O projeto que previa a liberação da venda de cervejas nos estádios e ginásios de Franca foi aprovado na manhã desta terça-feira, dia 20, na última sessão da atual legislatura.

A sessão começou quente. O plenário estava cheio. De um lado representantes da Francana e do Franca Basquete, entre eles o técnico Helinho e o dirigente Lula Ferreira. Do outro representantes de entidades contrárias, como a Udecif (União de Defesa da Cidadania de Franca) e do Lions.

Os vereadores abriram a sessão pedindo a inversão da pauta. O projeto da cerveja constava como o 22° item, mas a vereadora Valéria Marson (PSD) pediu que ele fosse votado primeiro.

Laercinho foi o primeiro a usar a palavra e defendeu o voto contrário. "Não sou contra a venda de bebidas, mas acho que o assunto não foi discutido o suficiente. Se pudesse, pediria o adiamento por uma sessão, mas como  não posso, por ser uma sessão extraordinária, voto contra. É um projeto polêmico que poderia ter sido debatido e discutido antes. Não me sinto confortável para votar a favor em uma sessão a dez dias do fim do mandato". 

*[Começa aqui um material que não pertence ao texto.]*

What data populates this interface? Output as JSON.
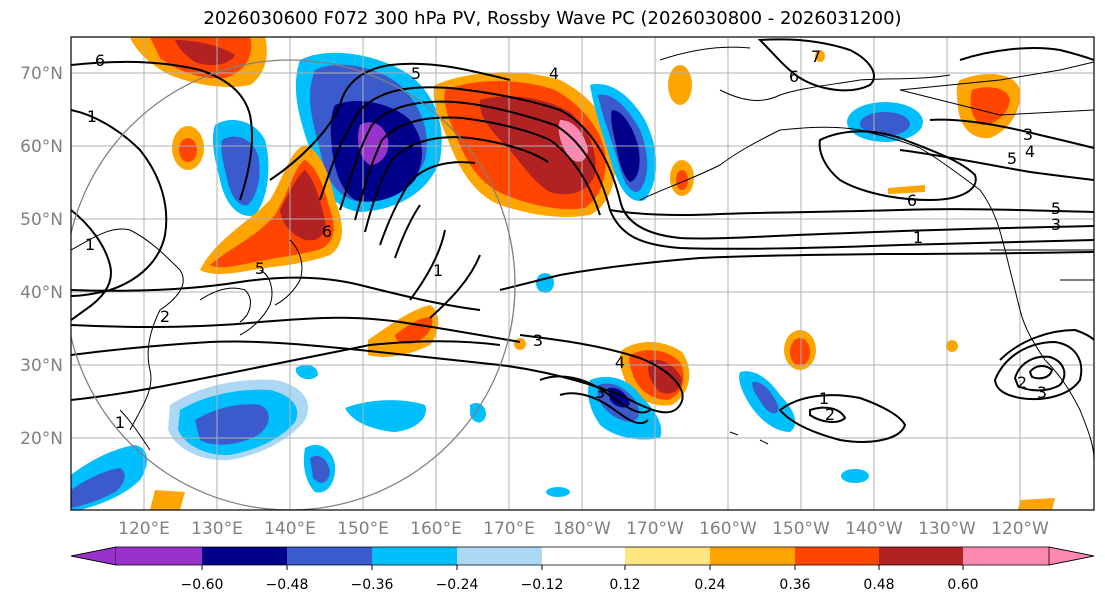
{
  "title": "2026030600 F072 300 hPa PV, Rossby Wave PC (2026030800 - 2026031200)",
  "map": {
    "lat_labels": [
      "70°N",
      "60°N",
      "50°N",
      "40°N",
      "30°N",
      "20°N"
    ],
    "lon_labels": [
      "120°E",
      "130°E",
      "140°E",
      "150°E",
      "160°E",
      "170°E",
      "180°W",
      "170°W",
      "160°W",
      "150°W",
      "140°W",
      "130°W",
      "120°W"
    ],
    "contour_labels": [
      "6",
      "1",
      "5",
      "4",
      "7",
      "6",
      "3",
      "4",
      "5",
      "6",
      "5",
      "3",
      "1",
      "1",
      "2",
      "1",
      "6",
      "5",
      "1",
      "3",
      "3",
      "1",
      "2",
      "3",
      "2",
      "4"
    ]
  },
  "colorbar": {
    "ticks": [
      "−0.60",
      "−0.48",
      "−0.36",
      "−0.24",
      "−0.12",
      "0.12",
      "0.24",
      "0.36",
      "0.48",
      "0.60"
    ],
    "colors": {
      "lt_n060": "#9932cc",
      "n060_n048": "#00008b",
      "n048_n036": "#3b5bcc",
      "n036_n024": "#00bfff",
      "n024_n012": "#add8f5",
      "n012_012": "#ffffff",
      "012_024": "#ffe680",
      "024_036": "#ffa500",
      "036_048": "#ff4500",
      "048_060": "#b22222",
      "gt_060": "#ff88b0"
    }
  }
}
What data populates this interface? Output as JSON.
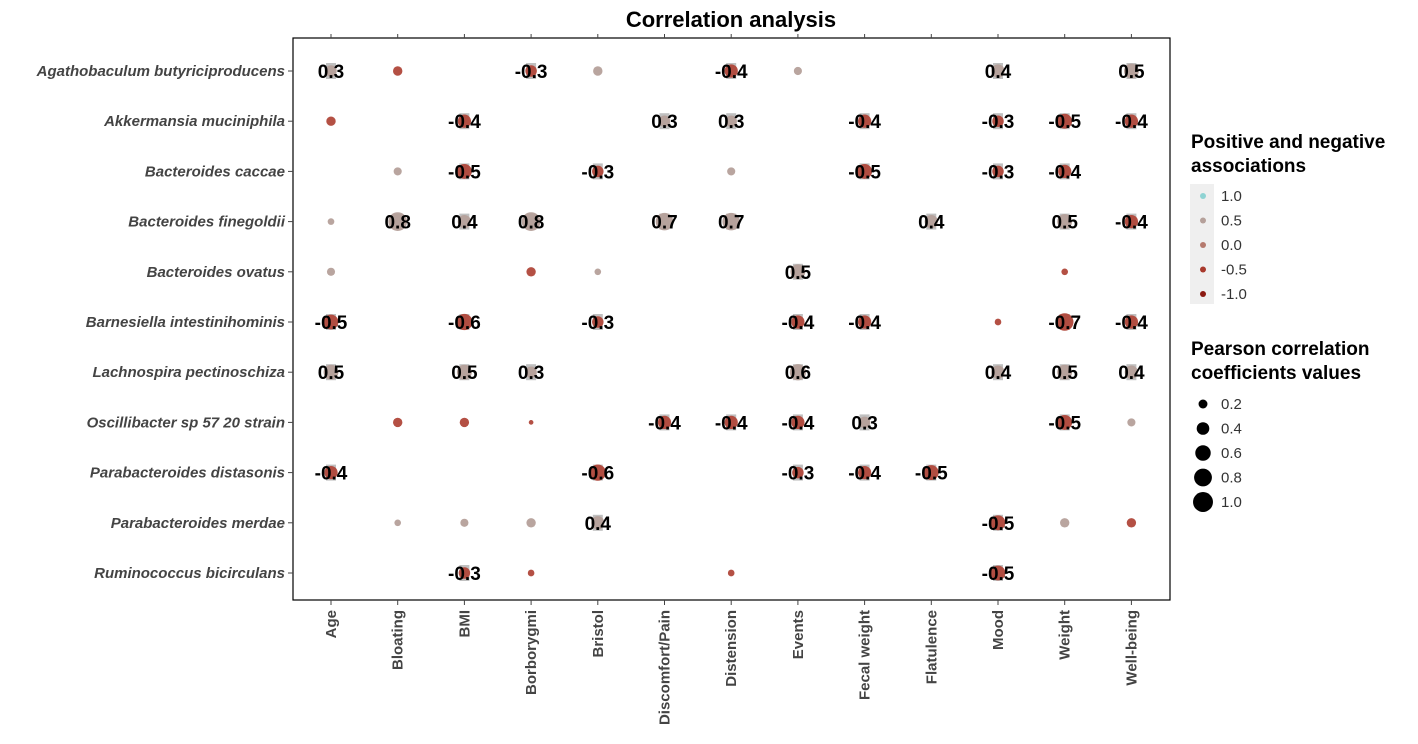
{
  "chart_data": {
    "type": "scatter",
    "title": "Correlation analysis",
    "rows": [
      "Agathobaculum butyriciproducens",
      "Akkermansia muciniphila",
      "Bacteroides caccae",
      "Bacteroides finegoldii",
      "Bacteroides ovatus",
      "Barnesiella intestinihominis",
      "Lachnospira pectinoschiza",
      "Oscillibacter sp 57 20 strain",
      "Parabacteroides distasonis",
      "Parabacteroides merdae",
      "Ruminococcus bicirculans"
    ],
    "columns": [
      "Age",
      "Bloating",
      "BMI",
      "Borborygmi",
      "Bristol",
      "Discomfort/Pain",
      "Distension",
      "Events",
      "Fecal weight",
      "Flatulence",
      "Mood",
      "Weight",
      "Well-being"
    ],
    "cells": [
      {
        "row": 0,
        "col": 0,
        "r": 0.3,
        "label": "0.3"
      },
      {
        "row": 0,
        "col": 1,
        "r": -0.2
      },
      {
        "row": 0,
        "col": 3,
        "r": -0.3,
        "label": "-0.3"
      },
      {
        "row": 0,
        "col": 4,
        "r": 0.2
      },
      {
        "row": 0,
        "col": 6,
        "r": -0.4,
        "label": "-0.4"
      },
      {
        "row": 0,
        "col": 7,
        "r": 0.15
      },
      {
        "row": 0,
        "col": 10,
        "r": 0.4,
        "label": "0.4"
      },
      {
        "row": 0,
        "col": 12,
        "r": 0.5,
        "label": "0.5"
      },
      {
        "row": 1,
        "col": 0,
        "r": -0.2
      },
      {
        "row": 1,
        "col": 2,
        "r": -0.4,
        "label": "-0.4"
      },
      {
        "row": 1,
        "col": 5,
        "r": 0.3,
        "label": "0.3"
      },
      {
        "row": 1,
        "col": 6,
        "r": 0.3,
        "label": "0.3"
      },
      {
        "row": 1,
        "col": 8,
        "r": -0.4,
        "label": "-0.4"
      },
      {
        "row": 1,
        "col": 10,
        "r": -0.3,
        "label": "-0.3"
      },
      {
        "row": 1,
        "col": 11,
        "r": -0.5,
        "label": "-0.5"
      },
      {
        "row": 1,
        "col": 12,
        "r": -0.4,
        "label": "-0.4"
      },
      {
        "row": 2,
        "col": 1,
        "r": 0.15
      },
      {
        "row": 2,
        "col": 2,
        "r": -0.5,
        "label": "-0.5"
      },
      {
        "row": 2,
        "col": 4,
        "r": -0.3,
        "label": "-0.3"
      },
      {
        "row": 2,
        "col": 6,
        "r": 0.15
      },
      {
        "row": 2,
        "col": 8,
        "r": -0.5,
        "label": "-0.5"
      },
      {
        "row": 2,
        "col": 10,
        "r": -0.3,
        "label": "-0.3"
      },
      {
        "row": 2,
        "col": 11,
        "r": -0.4,
        "label": "-0.4"
      },
      {
        "row": 3,
        "col": 0,
        "r": 0.1
      },
      {
        "row": 3,
        "col": 1,
        "r": 0.8,
        "label": "0.8"
      },
      {
        "row": 3,
        "col": 2,
        "r": 0.4,
        "label": "0.4"
      },
      {
        "row": 3,
        "col": 3,
        "r": 0.8,
        "label": "0.8"
      },
      {
        "row": 3,
        "col": 5,
        "r": 0.7,
        "label": "0.7"
      },
      {
        "row": 3,
        "col": 6,
        "r": 0.7,
        "label": "0.7"
      },
      {
        "row": 3,
        "col": 9,
        "r": 0.4,
        "label": "0.4"
      },
      {
        "row": 3,
        "col": 11,
        "r": 0.5,
        "label": "0.5"
      },
      {
        "row": 3,
        "col": 12,
        "r": -0.4,
        "label": "-0.4"
      },
      {
        "row": 4,
        "col": 0,
        "r": 0.15
      },
      {
        "row": 4,
        "col": 3,
        "r": -0.2
      },
      {
        "row": 4,
        "col": 4,
        "r": 0.1
      },
      {
        "row": 4,
        "col": 7,
        "r": 0.5,
        "label": "0.5"
      },
      {
        "row": 4,
        "col": 11,
        "r": -0.1
      },
      {
        "row": 5,
        "col": 0,
        "r": -0.5,
        "label": "-0.5"
      },
      {
        "row": 5,
        "col": 2,
        "r": -0.6,
        "label": "-0.6"
      },
      {
        "row": 5,
        "col": 4,
        "r": -0.3,
        "label": "-0.3"
      },
      {
        "row": 5,
        "col": 7,
        "r": -0.4,
        "label": "-0.4"
      },
      {
        "row": 5,
        "col": 8,
        "r": -0.4,
        "label": "-0.4"
      },
      {
        "row": 5,
        "col": 10,
        "r": -0.1
      },
      {
        "row": 5,
        "col": 11,
        "r": -0.7,
        "label": "-0.7"
      },
      {
        "row": 5,
        "col": 12,
        "r": -0.4,
        "label": "-0.4"
      },
      {
        "row": 6,
        "col": 0,
        "r": 0.5,
        "label": "0.5"
      },
      {
        "row": 6,
        "col": 2,
        "r": 0.5,
        "label": "0.5"
      },
      {
        "row": 6,
        "col": 3,
        "r": 0.3,
        "label": "0.3"
      },
      {
        "row": 6,
        "col": 7,
        "r": 0.6,
        "label": "0.6"
      },
      {
        "row": 6,
        "col": 10,
        "r": 0.4,
        "label": "0.4"
      },
      {
        "row": 6,
        "col": 11,
        "r": 0.5,
        "label": "0.5"
      },
      {
        "row": 6,
        "col": 12,
        "r": 0.4,
        "label": "0.4"
      },
      {
        "row": 7,
        "col": 1,
        "r": -0.2
      },
      {
        "row": 7,
        "col": 2,
        "r": -0.2
      },
      {
        "row": 7,
        "col": 3,
        "r": -0.05
      },
      {
        "row": 7,
        "col": 5,
        "r": -0.4,
        "label": "-0.4"
      },
      {
        "row": 7,
        "col": 6,
        "r": -0.4,
        "label": "-0.4"
      },
      {
        "row": 7,
        "col": 7,
        "r": -0.4,
        "label": "-0.4"
      },
      {
        "row": 7,
        "col": 8,
        "r": 0.3,
        "label": "0.3"
      },
      {
        "row": 7,
        "col": 11,
        "r": -0.5,
        "label": "-0.5"
      },
      {
        "row": 7,
        "col": 12,
        "r": 0.15
      },
      {
        "row": 8,
        "col": 0,
        "r": -0.4,
        "label": "-0.4"
      },
      {
        "row": 8,
        "col": 4,
        "r": -0.6,
        "label": "-0.6"
      },
      {
        "row": 8,
        "col": 7,
        "r": -0.3,
        "label": "-0.3"
      },
      {
        "row": 8,
        "col": 8,
        "r": -0.4,
        "label": "-0.4"
      },
      {
        "row": 8,
        "col": 9,
        "r": -0.5,
        "label": "-0.5"
      },
      {
        "row": 9,
        "col": 1,
        "r": 0.1
      },
      {
        "row": 9,
        "col": 2,
        "r": 0.15
      },
      {
        "row": 9,
        "col": 3,
        "r": 0.2
      },
      {
        "row": 9,
        "col": 4,
        "r": 0.4,
        "label": "0.4"
      },
      {
        "row": 9,
        "col": 10,
        "r": -0.5,
        "label": "-0.5"
      },
      {
        "row": 9,
        "col": 11,
        "r": 0.2
      },
      {
        "row": 9,
        "col": 12,
        "r": -0.2
      },
      {
        "row": 10,
        "col": 2,
        "r": -0.3,
        "label": "-0.3"
      },
      {
        "row": 10,
        "col": 3,
        "r": -0.1
      },
      {
        "row": 10,
        "col": 6,
        "r": -0.1
      },
      {
        "row": 10,
        "col": 10,
        "r": -0.5,
        "label": "-0.5"
      }
    ],
    "legend_color": {
      "title_lines": [
        "Positive and negative",
        "associations"
      ],
      "values": [
        "1.0",
        "0.5",
        "0.0",
        "-0.5",
        "-1.0"
      ],
      "colors": [
        "#8fd3d3",
        "#b5a09a",
        "#b57a6e",
        "#a8392c",
        "#8b1a12"
      ]
    },
    "legend_size": {
      "title_lines": [
        "Pearson correlation",
        "coefficients values"
      ],
      "values": [
        "0.2",
        "0.4",
        "0.6",
        "0.8",
        "1.0"
      ]
    },
    "colors": {
      "positive": "#b5a09a",
      "negative": "#b0473a",
      "label_bg": "#c0c0c0"
    }
  }
}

Valéria assumiu a tribuna em seguida e rebateu. "Para ser vereador, é preciso coragem. Temos que assumir uma posição e não empurrar a responsabilidade para outra legislatura. Não dá pra terceirizar e jogar nas costas dos próximos. A questão da bebida é uma questão pessoal. Eu não bebo e acho que a pessoa tem que ser responsável. "

Laercinho se sentiu atingido e interrompeu Valéria irritado: "Vossa Excelência voltou à Câmara e agora em outras palavras está me chamando de cachaceiro e cachaceiro eu não sou. Faz dois anos que eu não bebo. Quero que respeite o meu voto. Eu estou saindo, mas ainda sou vereador. "

Marco Garcia interrompeu e colocou panos quentes. "Laercinho todo mundo sabe que o senhor aprecia uma boa cachaça". 

Depois da discussão, representantes das entidades pediram para usar a palavra, mas o presidente da Câmara indeferiu os pedidos e abriu a votação. Primeiro os vereadores derrubaram o parecer contrário da Comissão de Justiça e depois por 10 votos a 4 aprovaram o projeto.